By Jennifer Kyzer, Master Trainer and Behavior Specialist

So, it is time to get out and about – the weather is starting to cooperate, and you and your dog need some exercise!  The warmer weather motivates us to get outside with our dogs.  Luckily, in Richmond, there are a lot of choices of activities, parks, festivals and more.  However, your dog is leash reactive, overly excited, or pulls on leash to smell every blade of grass.  If this is the case, you must first master a structured walk.

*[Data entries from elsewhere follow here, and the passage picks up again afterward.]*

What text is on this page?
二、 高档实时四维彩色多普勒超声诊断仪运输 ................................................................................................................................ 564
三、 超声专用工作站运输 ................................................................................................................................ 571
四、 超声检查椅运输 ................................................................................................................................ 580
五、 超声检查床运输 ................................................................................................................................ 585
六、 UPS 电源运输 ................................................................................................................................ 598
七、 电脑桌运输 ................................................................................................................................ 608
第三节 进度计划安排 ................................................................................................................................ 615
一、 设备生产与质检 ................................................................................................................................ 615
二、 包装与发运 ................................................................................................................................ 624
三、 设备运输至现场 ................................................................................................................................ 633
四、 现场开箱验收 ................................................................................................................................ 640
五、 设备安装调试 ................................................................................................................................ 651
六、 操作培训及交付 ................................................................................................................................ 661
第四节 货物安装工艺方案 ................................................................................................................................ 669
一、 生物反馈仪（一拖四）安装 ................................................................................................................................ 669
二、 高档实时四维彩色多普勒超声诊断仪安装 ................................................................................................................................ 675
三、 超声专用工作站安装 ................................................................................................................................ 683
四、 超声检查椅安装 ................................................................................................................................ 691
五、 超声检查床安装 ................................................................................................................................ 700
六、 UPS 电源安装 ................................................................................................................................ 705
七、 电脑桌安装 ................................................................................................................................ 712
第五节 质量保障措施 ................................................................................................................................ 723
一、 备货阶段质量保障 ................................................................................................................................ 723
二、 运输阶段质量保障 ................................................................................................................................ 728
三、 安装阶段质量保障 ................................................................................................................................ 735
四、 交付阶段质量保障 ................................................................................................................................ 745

A structured walk is a walk with your dog by your side on a loose leash.  This walk is for both mental and physical exercise.  A walk with little to no interruptions.  It simply means that you are leading your dog and they are following you.  A structured walk is a key element to achieving a balanced dog.  Teaching your dog requires a calm, confident demeanor and a little skill.

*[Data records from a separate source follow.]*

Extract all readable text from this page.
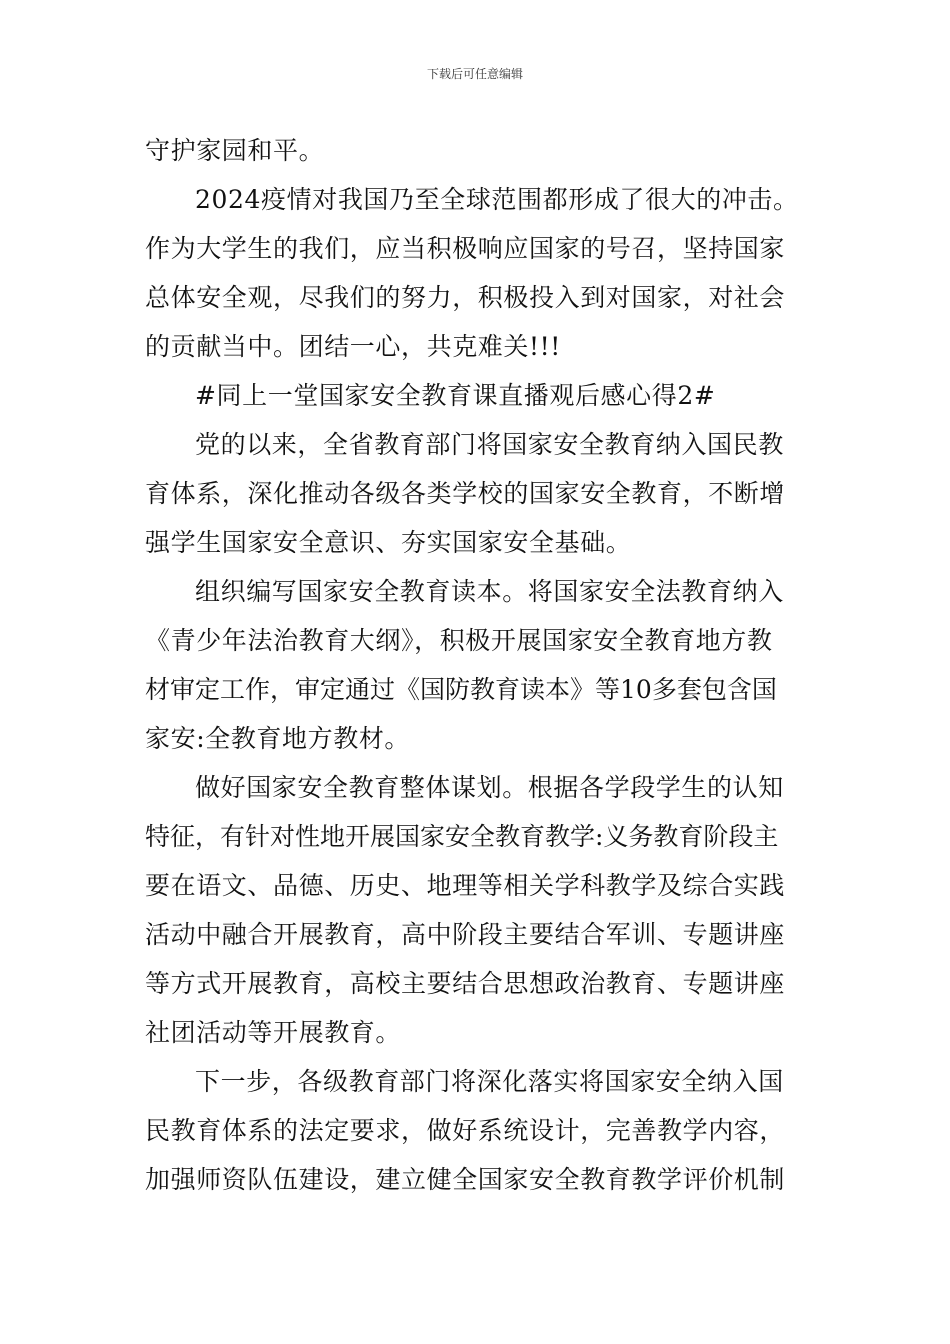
下载后可任意编辑
守护家园和平。
2024疫情对我国乃至全球范围都形成了很大的冲击。
作为大学生的我们，应当积极响应国家的号召，坚持国家
总体安全观，尽我们的努力，积极投入到对国家，对社会
的贡献当中。团结一心，共克难关!!!
#同上一堂国家安全教育课直播观后感心得2#
党的以来，全省教育部门将国家安全教育纳入国民教
育体系，深化推动各级各类学校的国家安全教育，不断增
强学生国家安全意识、夯实国家安全基础。
组织编写国家安全教育读本。将国家安全法教育纳入
《青少年法治教育大纲》，积极开展国家安全教育地方教
材审定工作，审定通过《国防教育读本》等10多套包含国
家安:全教育地方教材。
做好国家安全教育整体谋划。根据各学段学生的认知
特征，有针对性地开展国家安全教育教学:义务教育阶段主
要在语文、品德、历史、地理等相关学科教学及综合实践
活动中融合开展教育，高中阶段主要结合军训、专题讲座
等方式开展教育，高校主要结合思想政治教育、专题讲座
社团活动等开展教育。
下一步，各级教育部门将深化落实将国家安全纳入国
民教育体系的法定要求，做好系统设计，完善教学内容，
加强师资队伍建设，建立健全国家安全教育教学评价机制
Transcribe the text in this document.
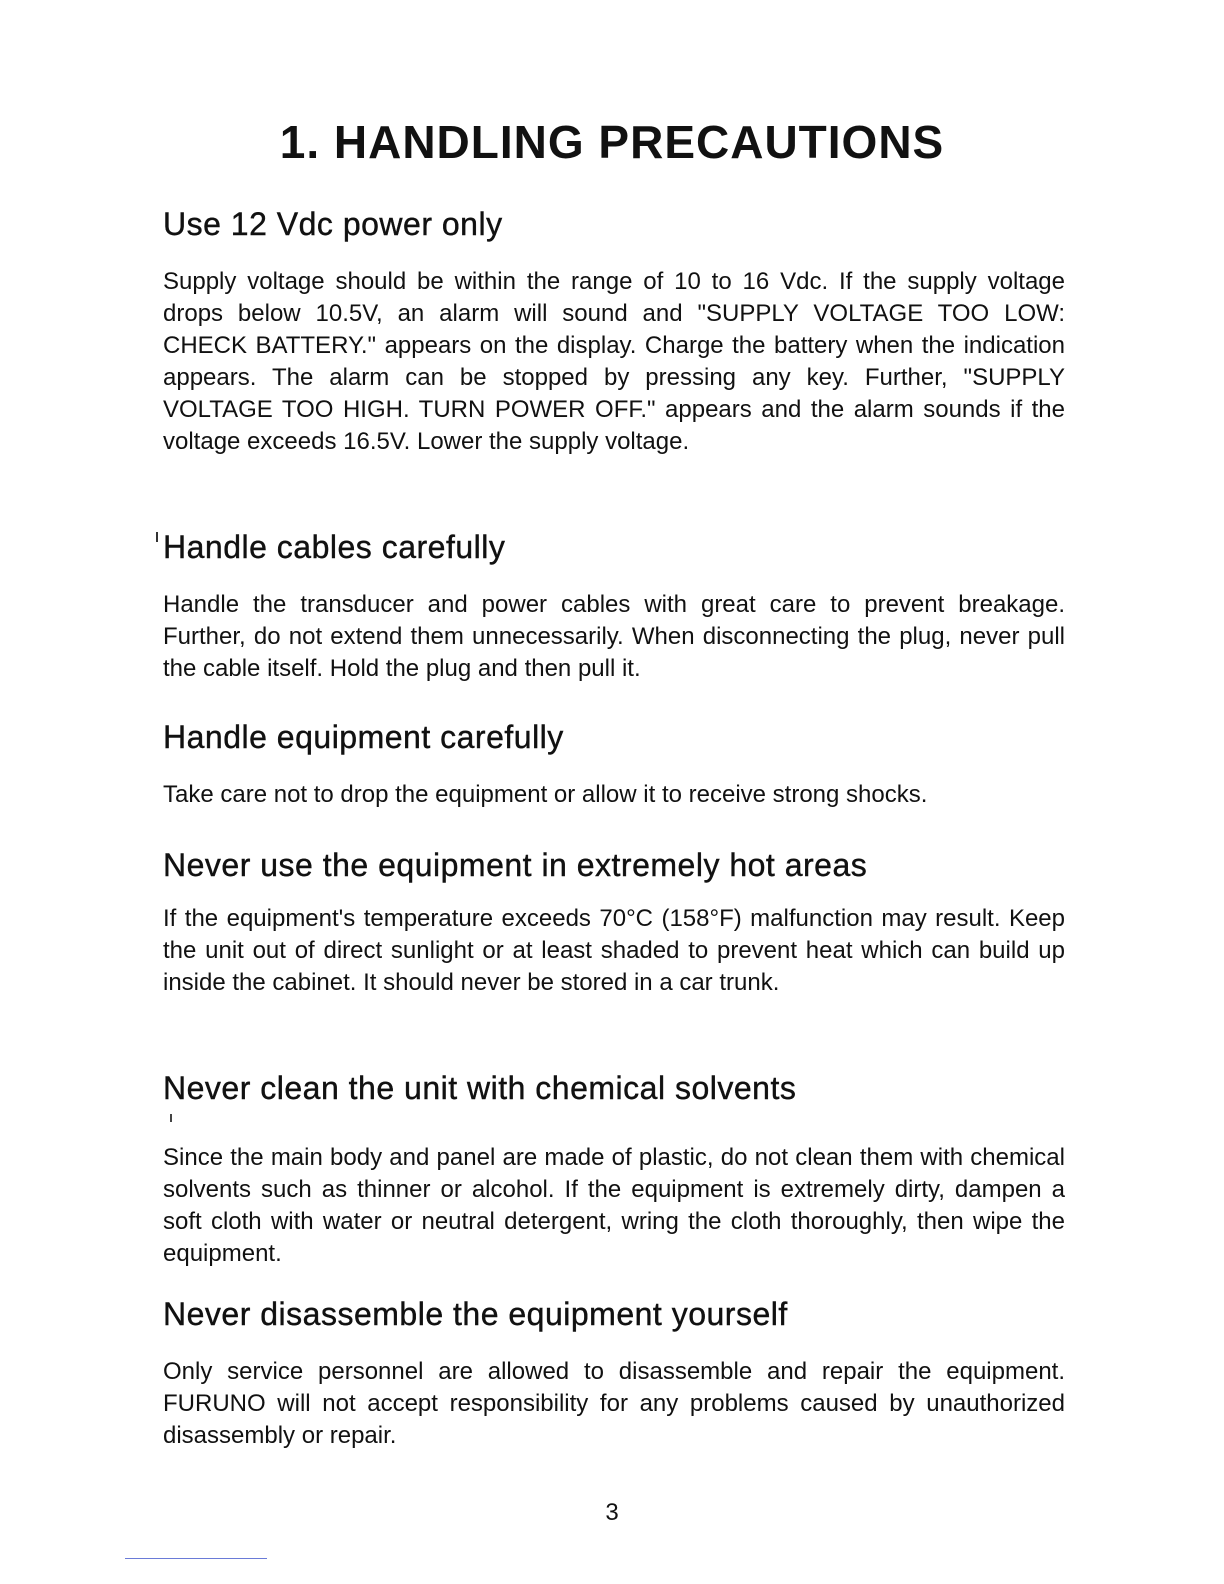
1. HANDLING PRECAUTIONS
Use 12 Vdc power only

Supply voltage should be within the range of 10 to 16 Vdc. If the supply voltage drops below 10.5V, an alarm will sound and "SUPPLY VOLTAGE TOO LOW: CHECK BATTERY." appears on the display. Charge the battery when the indication appears. The alarm can be stopped by pressing any key. Further, "SUPPLY VOLTAGE TOO HIGH. TURN POWER OFF." appears and the alarm sounds if the voltage exceeds 16.5V. Lower the supply voltage.

Handle cables carefully

Handle the transducer and power cables with great care to prevent breakage. Further, do not extend them unnecessarily. When disconnecting the plug, never pull the cable itself. Hold the plug and then pull it.

Handle equipment carefully

Take care not to drop the equipment or allow it to receive strong shocks.

Never use the equipment in extremely hot areas

If the equipment's temperature exceeds 70°C (158°F) malfunction may result. Keep the unit out of direct sunlight or at least shaded to prevent heat which can build up inside the cabinet. It should never be stored in a car trunk.

Never clean the unit with chemical solvents

Since the main body and panel are made of plastic, do not clean them with chemical solvents such as thinner or alcohol. If the equipment is extremely dirty, dampen a soft cloth with water or neutral detergent, wring the cloth thoroughly, then wipe the equipment.

Never disassemble the equipment yourself

Only service personnel are allowed to disassemble and repair the equipment. FURUNO will not accept responsibility for any problems caused by unauthorized disassembly or repair.

3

The structured walk starts before you even walk out the door.  Putting on your coat, shoes and grabbing the keys and leash are all part of the walk.  We start by creating the calm.   To create a calm environment, do not ask your dog questions such as,  “Want to go for a waaaalk?!”  Instead make a statement – “Time for a walk,” or better yet, do not say anything.  Dogs are smart enough to know that when you put your shoes on and pick up the leash, they are going.  When you ask a question, you are creating unnecessary excitement and arousal.  If your dog gets aroused as you pick up the leash, you are going to wait for the calm.  Waiting for the calm is just that, waiting, with no verbal command or corrections, just a deep breath and waiting.  While standing near the door you will face your dog and take a deep breath.  You are now calm and ignoring any arousal from your dog.  You may notice several different behaviors in your dog before he calms.  That is because he is processing what it is that you want.  As your dog calms, put on the leash.  If this arouses them, again, face them and breathe deeply, again, waiting for a calmer state.  The calm may take some time when you first start, but the calm will come quicker each time.

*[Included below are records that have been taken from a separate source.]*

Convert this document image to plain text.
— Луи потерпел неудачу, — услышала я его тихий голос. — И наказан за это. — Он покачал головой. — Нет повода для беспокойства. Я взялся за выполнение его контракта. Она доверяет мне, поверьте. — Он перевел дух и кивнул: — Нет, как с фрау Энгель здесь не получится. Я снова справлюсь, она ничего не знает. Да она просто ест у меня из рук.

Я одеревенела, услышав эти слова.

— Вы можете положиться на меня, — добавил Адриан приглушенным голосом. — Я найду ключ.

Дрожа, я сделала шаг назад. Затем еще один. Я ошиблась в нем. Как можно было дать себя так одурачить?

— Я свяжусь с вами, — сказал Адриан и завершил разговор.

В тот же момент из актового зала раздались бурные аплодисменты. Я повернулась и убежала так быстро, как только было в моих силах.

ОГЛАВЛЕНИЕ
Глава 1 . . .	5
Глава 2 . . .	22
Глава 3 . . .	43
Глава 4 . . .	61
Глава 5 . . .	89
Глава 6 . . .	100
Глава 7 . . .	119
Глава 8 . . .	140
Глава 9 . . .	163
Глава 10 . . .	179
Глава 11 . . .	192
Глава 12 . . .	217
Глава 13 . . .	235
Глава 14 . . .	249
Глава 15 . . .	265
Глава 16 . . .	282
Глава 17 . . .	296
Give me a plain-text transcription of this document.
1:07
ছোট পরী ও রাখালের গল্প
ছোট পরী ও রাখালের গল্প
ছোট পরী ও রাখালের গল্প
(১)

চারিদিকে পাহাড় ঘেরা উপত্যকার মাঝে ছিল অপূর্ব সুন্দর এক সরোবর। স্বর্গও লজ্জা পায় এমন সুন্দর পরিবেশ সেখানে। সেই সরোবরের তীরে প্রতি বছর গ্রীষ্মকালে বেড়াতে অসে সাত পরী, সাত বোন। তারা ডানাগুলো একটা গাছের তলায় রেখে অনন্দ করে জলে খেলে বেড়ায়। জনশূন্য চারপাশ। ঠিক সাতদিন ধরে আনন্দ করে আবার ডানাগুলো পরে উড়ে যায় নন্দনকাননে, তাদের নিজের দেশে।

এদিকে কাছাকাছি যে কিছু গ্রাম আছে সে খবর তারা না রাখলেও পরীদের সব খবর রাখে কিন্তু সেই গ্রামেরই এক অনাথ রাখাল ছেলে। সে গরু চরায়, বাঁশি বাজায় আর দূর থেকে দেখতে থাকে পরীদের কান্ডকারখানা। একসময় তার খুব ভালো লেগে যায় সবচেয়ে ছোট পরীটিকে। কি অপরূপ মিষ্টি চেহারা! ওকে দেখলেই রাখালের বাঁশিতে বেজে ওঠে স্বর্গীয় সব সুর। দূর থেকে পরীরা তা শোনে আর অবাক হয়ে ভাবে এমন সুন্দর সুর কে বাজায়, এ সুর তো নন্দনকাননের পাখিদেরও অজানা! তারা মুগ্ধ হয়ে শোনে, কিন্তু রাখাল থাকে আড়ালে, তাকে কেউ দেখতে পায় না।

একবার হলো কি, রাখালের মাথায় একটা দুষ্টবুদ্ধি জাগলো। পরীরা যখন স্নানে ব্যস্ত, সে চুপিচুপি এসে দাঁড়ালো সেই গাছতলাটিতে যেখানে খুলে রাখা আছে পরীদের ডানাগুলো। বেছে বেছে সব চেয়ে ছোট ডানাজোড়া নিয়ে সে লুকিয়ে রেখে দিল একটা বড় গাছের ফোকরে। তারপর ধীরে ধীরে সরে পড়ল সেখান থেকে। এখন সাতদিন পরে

There are many methods to achieving the loose leash heel walk: long lead approach – using a long leash to change direction as your dog passes you, stop and start approach – stopping each time your dog pulls, or the lure heel – luring and treating a dog as they walk beside you.  As you explore the approach that fits your style and your dog’s personality, the structured walk can be accomplished.  Most dogs benefit greatly from 15-30 minute walks daily.  (Younger and more active breeds may need 2 longer walks and structured play/commands/games.)

Transitioning the structured walk to different environments can be challenging.  Just as you have taught your dog to sit, stay or come, you will have to practice the walk, in a variety of settings.  Once you are out and about with your dog, you must become aware of your surroundings, alert to distractions, knowing your dogs’ strengths and weaknesses, confident in your abilities to react quickly and change behavior if needed.  We call this becoming an advocate for your dog.  Whether your dog gets over-excited to meet people, jumps on people, or is fearful or protective, aroused behavior can occur quickly and with little warning.  Knowing how to deal with these behaviors can be the difference between a successful outing or an incident.  Not allowing behaviors to escalate, calming aroused behaviors and displaying leadership are key components to being an advocate for your dog.

As you master the walk, you should see positive changes in your dog’s overall personality. Giving them the mental work along with the physical exercise is a key element to creating a balanced dog. A balanced dog is eager to please you, follows commands, rests when not engaged, follows the rules and does not demand attention.

Have fun mastering the walk and getting out and about to enjoy Richmond!